CONCLUSÕES: Mais do mesmo. Business as usual. Mudança? Nova geração? Ideias? Alternativa? Onde? ...
Post Scriptum 1... Eu defendo o fim das 'jotas', com ou sem esse nome - quando se afastam do 'mundo dos adultos' em associações políticas à parte, os mais jovens perdem peso nas decisões e deixam que lhes passem um atestado de incompetência e imaturidade, não reivindicando o seu lugar nas decisões e nos programas dos partidos sobre a gestão do mundo e da sociedade de que são parte integrante. ... Além disso, as 'jotas' são meio caminho andado para a duplicação do terrível aparelho inerente aos partidos políticos as we know them, autênticos balões de ensaio/rampas de lançamento dos delfinzinhos para o partido a sério.

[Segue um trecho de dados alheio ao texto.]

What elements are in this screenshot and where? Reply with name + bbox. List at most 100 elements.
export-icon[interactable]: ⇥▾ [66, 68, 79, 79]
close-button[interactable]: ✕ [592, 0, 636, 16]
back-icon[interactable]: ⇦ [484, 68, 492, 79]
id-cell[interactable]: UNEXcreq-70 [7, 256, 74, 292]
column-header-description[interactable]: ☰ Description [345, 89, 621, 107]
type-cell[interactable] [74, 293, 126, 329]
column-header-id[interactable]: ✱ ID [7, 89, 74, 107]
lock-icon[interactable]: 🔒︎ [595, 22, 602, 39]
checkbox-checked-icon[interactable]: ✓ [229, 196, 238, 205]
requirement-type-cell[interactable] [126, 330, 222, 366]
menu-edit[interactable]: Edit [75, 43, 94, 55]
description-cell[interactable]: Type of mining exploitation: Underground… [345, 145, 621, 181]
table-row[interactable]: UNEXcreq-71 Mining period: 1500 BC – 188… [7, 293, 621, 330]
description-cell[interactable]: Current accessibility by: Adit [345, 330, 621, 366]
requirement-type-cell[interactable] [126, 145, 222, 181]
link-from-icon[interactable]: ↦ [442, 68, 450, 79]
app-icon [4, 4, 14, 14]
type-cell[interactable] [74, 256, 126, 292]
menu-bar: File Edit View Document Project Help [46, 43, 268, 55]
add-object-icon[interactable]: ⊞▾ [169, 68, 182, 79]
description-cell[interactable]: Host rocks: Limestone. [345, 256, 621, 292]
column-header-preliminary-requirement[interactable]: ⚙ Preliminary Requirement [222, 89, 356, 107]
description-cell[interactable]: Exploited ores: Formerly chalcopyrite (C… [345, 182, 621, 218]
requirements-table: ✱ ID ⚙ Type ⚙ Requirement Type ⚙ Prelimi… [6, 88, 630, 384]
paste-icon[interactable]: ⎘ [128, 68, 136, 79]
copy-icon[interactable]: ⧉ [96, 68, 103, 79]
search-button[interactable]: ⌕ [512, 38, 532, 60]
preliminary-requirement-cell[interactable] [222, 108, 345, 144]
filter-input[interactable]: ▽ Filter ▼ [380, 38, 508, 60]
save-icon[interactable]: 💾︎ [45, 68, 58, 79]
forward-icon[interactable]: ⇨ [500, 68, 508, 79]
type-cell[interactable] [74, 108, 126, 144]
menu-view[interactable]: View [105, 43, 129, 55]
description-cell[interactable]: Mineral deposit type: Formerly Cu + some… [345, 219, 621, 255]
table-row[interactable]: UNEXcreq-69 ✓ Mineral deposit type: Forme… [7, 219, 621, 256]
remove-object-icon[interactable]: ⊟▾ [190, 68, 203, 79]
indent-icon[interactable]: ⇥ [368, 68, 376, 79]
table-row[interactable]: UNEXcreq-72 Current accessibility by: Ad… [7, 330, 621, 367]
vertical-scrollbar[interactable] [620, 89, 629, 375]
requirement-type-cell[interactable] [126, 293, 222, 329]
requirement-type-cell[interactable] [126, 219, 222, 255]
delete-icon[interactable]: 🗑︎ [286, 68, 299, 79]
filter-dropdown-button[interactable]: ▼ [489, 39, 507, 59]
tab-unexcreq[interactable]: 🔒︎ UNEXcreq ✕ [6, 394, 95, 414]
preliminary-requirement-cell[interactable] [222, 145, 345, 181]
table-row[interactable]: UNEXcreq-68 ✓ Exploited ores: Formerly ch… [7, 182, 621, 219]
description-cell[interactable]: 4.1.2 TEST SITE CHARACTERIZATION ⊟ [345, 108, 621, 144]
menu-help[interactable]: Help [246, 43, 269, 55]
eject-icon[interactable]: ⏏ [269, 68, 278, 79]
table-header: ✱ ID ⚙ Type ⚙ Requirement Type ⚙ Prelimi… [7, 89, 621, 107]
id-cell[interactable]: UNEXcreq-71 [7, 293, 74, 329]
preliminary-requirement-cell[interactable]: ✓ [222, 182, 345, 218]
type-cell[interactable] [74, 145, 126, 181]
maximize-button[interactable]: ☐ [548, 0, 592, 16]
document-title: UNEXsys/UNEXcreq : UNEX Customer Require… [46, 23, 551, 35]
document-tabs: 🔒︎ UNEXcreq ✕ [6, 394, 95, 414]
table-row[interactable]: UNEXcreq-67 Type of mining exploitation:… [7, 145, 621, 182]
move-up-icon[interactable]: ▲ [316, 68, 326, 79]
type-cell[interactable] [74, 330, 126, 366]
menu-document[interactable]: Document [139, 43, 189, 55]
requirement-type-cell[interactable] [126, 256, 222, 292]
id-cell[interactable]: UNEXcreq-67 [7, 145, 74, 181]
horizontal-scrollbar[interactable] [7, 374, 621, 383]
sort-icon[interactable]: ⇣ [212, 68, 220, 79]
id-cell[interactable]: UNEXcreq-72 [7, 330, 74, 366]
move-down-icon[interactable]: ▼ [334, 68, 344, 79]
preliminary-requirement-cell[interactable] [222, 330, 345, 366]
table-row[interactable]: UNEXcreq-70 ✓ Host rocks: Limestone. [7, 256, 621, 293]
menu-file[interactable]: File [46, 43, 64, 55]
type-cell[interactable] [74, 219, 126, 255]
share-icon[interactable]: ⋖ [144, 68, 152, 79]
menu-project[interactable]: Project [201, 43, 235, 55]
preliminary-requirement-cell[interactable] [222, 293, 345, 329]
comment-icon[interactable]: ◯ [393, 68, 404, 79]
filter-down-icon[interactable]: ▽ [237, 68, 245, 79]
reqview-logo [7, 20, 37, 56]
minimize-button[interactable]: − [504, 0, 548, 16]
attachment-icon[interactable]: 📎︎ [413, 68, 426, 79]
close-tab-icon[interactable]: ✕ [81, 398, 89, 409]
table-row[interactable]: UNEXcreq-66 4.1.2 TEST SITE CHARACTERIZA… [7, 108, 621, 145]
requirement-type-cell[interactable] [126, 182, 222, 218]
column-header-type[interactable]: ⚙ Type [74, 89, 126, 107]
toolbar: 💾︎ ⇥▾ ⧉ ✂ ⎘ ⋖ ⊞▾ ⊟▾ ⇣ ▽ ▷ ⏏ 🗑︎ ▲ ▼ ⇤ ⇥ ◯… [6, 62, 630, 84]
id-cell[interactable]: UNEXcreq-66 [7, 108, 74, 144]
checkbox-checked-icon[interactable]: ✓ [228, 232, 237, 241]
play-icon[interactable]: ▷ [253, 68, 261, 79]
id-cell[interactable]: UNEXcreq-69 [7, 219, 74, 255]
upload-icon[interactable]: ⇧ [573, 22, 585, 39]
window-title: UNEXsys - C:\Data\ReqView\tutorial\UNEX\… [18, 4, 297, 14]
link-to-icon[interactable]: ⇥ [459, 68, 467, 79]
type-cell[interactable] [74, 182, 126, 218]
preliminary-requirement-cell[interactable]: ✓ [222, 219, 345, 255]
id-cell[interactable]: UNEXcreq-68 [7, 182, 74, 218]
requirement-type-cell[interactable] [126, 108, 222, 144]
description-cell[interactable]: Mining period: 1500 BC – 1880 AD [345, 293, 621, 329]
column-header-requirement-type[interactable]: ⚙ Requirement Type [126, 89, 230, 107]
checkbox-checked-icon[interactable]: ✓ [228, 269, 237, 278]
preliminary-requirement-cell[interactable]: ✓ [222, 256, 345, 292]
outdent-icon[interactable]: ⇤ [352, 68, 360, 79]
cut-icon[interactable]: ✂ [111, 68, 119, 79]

Afinal, alguém me consegue dar uma boa razão para pessoas de vinte e tal anos não estarem a discutir-aprender-colaborar com mais velhos? São assuntos diferentes? Os meninos não se sentem à vontade para participar? Os senhores não têm paciência, vocação ou vontade de passar o testemunho? Estamos a tentar prolongar/empatar a 'juventude' até quando?? Jovens de 30 anos? Are you kidding?Post Scriptum 2
alguém tem o número da Joana Amaral Dias, para eu lhe pedir umas dicas, caso me liguem do PS, a fazerem convites indecentes, depois deste post?